Homélie du 9 octobre

Le lépreux samaritain
Lc 17, 11-19

Dix lépreux, un seul revient pour manifester sa gratitude. Et pourtant les 9 autres avaient toutes les raisons pour rendre grâce. La lèpre était un fléau qui excluait les malades de la société. Ils étaient enfermés dans des endroits impossibles, d’où ils ne pouvaient pas sortir.
Revenir vers Jésus pour exprimer sa gratitude aurait dû être évident pour tous tant la guérison est fabuleuse et inouïe. Eh bien non, un seul revient.
De là deux réflexions :
D’abord sur les 9 ingrats : pour qui se prennent-ils ces 9 grossiers personnages qui estiment que la guérison leur est due, puisque Jésus était capable de la faire ? Les fils d’Israël ne voient rien, ne comprennent rien à l’identité de Jésus. Ceux-là même qui attendent le Messie, sont aveuglés par les pouvoirs de Jésus et ne pensent qu’à eux et à leur guérison.
Deuxième réflexion sur cet unique malade qui revient vers Jésus. Ce retour est bien normal, car la guérison est vraiment extraordinaire. L’homme guéri comprend le don qu’il a reçu. Il glorifie Dieu et vient se prosterner devant Jésus et le remercier.
C’est alors seulement que nous apprenons qu’il s’agit d’un Samaritain. C’est là évidement la pointe du récit.
Pour un Juif, les Samaritains sont des ennemis religieux, ayant fait un autre choix de textes de l’Ecriture, un autre temple, un autre calendrier religieux, d’autres rites.

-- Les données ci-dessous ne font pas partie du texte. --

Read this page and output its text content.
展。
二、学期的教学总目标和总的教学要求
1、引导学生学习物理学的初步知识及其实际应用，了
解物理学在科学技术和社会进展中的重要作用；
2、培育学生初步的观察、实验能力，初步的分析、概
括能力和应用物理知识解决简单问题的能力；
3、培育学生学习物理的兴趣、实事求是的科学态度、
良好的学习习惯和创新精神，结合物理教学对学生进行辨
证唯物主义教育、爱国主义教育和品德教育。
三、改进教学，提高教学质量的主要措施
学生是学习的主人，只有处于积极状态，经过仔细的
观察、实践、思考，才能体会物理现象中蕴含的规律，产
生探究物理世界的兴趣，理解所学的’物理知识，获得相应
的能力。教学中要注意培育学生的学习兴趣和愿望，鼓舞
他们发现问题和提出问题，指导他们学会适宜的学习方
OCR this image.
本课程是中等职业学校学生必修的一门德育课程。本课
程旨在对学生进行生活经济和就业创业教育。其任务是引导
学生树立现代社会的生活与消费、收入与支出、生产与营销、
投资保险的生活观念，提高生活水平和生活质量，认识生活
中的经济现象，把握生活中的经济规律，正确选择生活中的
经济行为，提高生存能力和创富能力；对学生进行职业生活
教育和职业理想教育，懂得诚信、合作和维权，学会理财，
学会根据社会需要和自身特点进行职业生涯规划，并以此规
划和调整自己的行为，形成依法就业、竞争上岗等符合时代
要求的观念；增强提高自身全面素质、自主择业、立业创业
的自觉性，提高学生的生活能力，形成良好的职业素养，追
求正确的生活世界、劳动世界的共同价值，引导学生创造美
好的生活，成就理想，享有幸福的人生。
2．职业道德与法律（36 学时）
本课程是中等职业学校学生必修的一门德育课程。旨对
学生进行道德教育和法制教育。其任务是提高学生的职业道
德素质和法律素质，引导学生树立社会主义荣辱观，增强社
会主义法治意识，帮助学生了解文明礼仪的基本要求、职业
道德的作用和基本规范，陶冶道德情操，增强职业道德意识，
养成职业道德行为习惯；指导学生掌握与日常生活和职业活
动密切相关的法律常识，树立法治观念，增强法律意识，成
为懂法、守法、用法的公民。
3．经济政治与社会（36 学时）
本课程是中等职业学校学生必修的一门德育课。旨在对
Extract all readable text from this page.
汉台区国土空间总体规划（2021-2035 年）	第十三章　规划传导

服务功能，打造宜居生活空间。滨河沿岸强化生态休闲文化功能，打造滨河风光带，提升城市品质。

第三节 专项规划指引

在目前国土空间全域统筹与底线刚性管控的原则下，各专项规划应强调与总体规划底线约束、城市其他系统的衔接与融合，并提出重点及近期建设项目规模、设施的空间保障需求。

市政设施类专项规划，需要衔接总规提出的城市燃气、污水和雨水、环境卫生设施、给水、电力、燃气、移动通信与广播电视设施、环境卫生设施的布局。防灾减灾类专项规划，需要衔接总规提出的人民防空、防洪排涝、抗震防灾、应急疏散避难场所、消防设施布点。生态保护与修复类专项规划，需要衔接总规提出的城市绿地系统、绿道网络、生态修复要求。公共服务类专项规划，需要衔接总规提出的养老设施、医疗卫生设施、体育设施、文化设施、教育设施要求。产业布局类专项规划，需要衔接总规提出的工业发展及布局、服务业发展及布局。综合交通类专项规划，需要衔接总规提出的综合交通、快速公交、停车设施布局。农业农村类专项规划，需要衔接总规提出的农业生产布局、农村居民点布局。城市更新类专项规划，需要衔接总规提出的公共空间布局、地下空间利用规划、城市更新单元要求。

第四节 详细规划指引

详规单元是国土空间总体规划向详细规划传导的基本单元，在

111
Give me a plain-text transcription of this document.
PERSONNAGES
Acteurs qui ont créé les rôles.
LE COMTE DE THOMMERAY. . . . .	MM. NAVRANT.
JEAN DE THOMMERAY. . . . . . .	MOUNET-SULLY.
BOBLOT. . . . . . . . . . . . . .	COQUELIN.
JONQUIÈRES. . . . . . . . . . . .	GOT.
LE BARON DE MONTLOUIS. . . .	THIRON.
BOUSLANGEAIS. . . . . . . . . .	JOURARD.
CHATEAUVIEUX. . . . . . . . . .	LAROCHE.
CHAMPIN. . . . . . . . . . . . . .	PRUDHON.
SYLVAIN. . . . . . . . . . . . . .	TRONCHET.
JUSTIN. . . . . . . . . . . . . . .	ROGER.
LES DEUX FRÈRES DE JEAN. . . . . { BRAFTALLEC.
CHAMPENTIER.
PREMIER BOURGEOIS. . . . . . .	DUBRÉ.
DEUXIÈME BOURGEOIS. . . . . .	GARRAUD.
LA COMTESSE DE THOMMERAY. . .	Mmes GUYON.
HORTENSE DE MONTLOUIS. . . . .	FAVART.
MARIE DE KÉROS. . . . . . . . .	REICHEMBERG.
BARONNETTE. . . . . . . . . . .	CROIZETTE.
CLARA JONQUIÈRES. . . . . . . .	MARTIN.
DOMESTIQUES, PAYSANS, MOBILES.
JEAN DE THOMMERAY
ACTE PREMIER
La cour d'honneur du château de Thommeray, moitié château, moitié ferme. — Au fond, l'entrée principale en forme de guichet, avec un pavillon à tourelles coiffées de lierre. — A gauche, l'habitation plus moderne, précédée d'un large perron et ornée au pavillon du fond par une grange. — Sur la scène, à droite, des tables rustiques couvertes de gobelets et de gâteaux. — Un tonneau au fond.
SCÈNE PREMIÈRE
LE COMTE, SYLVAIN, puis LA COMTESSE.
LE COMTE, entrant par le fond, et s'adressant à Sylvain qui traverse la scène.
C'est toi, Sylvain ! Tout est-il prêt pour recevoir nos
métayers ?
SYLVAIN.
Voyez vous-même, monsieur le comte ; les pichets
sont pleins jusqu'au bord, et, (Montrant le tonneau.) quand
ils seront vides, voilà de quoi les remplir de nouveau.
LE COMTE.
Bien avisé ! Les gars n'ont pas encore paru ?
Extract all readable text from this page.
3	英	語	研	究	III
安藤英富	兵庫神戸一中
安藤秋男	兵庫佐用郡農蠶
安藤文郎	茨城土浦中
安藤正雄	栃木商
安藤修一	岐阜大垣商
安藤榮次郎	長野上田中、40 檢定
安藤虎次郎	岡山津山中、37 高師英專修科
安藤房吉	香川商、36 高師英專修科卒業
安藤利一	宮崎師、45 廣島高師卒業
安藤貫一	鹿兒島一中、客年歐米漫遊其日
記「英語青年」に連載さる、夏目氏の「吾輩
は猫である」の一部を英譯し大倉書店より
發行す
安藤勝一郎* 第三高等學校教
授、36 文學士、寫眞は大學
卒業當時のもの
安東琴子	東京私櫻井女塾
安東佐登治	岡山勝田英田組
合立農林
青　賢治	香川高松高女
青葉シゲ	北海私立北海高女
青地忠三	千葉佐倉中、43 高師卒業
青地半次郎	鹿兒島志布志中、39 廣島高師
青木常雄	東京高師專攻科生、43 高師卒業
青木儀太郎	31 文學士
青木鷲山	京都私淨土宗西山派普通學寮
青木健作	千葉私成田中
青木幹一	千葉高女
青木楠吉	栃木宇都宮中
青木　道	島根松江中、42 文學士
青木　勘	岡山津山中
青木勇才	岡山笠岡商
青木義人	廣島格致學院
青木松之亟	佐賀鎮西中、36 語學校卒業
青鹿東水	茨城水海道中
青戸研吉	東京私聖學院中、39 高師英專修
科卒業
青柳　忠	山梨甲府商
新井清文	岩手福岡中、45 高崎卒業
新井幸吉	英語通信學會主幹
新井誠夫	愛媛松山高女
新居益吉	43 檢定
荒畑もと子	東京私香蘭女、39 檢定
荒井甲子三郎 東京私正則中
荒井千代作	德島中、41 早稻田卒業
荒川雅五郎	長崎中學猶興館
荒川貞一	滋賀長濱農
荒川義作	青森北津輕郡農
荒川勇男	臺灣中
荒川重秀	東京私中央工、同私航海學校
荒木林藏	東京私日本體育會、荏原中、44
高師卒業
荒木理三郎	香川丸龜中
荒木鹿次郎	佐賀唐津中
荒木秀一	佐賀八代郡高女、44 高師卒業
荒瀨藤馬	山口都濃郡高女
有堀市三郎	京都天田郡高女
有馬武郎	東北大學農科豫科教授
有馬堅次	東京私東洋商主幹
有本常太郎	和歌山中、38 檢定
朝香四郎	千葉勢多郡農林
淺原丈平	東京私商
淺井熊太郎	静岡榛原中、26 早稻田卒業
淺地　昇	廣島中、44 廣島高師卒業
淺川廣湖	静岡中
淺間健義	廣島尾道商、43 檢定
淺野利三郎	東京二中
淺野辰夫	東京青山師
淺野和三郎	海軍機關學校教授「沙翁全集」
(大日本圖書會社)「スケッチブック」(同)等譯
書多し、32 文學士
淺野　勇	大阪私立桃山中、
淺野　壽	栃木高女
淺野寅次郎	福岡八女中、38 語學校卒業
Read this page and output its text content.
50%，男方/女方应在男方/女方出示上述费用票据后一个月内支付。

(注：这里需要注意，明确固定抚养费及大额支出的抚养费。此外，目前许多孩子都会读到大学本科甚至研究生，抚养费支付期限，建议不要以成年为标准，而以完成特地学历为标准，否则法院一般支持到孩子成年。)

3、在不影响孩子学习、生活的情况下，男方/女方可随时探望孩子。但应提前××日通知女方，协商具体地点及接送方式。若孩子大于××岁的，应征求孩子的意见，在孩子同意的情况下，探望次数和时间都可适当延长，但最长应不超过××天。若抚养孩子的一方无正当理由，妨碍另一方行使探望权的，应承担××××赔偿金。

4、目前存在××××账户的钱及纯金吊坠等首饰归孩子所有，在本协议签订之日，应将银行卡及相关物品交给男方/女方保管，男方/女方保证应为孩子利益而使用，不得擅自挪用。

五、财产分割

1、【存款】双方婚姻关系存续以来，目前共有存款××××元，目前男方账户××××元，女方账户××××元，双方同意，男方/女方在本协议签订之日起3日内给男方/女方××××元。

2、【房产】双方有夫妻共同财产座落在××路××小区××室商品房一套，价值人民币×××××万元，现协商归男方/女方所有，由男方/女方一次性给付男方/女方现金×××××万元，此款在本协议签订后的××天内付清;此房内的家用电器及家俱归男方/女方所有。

Ce sont des espèces d’hérétiques. Mais c’est lui, qui n’a rien à voir avec le judaïsme, qui revient glorifier Dieu.
On voit un fossé se créer entre l’ingratitude des neuf autres et cet homme reconnaissant, c’est-à-dire entre les juifs et celui dont Jésus parle comme d’un étranger. On se rappelle la parabole du bon Samaritain qui va aider le blessé que les prêtres et les lévites ont abandonné, et combien Jésus manifeste son admiration pour cet étranger charitable.
Mais ce n’est pas seulement le fait d’être étranger qui intéresse Jésus ici, c’est la foi que manifeste cet étranger.
Dans un autre récit, celui du centurion, un romain, Jésus va louer la foi de celui qui sait que Jésus a guéri son fils. « Je n’ai jamais vu une telle foi en Israël ». C’est la foi que Jésus souligne.
Les Evangiles nous disent ainsi à plusieurs reprises que la foi est présente chez des non-juifs, des gens de l’extérieur, des païens.
Jésus ne s’intéresse pas à l’appartenance religieuse ou ethnique de son interlocuteur : il s’intéresse à la foi de celui qu’il rencontre et il la reconnait comme pleine de sens.
Ainsi Jésus récuse une vison ethnocentriste, selon laquelle le salut ne serait donné qu’aux élus de la Bible. La foi en Jésus, quel que soit l’origine du croyant, lui permet d’entrer dans le salut de Dieu. Au lépreux samaritain Jésus dit : ta foi t’a sauvé. Le
samaritain d’hier entre dans le salut de Dieu ; il est en de même pour tous les samaritains d’aujourd’hui.
Vous voyez que cette petite histoire du lépreux samaritain qui revient vers Jésus nous mène très loin. Je cite de nouveau le texte du récit du centurion romain en Matt 8, 11 : « Beaucoup viendront de l’orient et de l’occident et prendront place avec Abraham, Isaac et Jacob au festin du royaume des Cieux ». Méditons ces paroles et tirons en toutes les conséquences.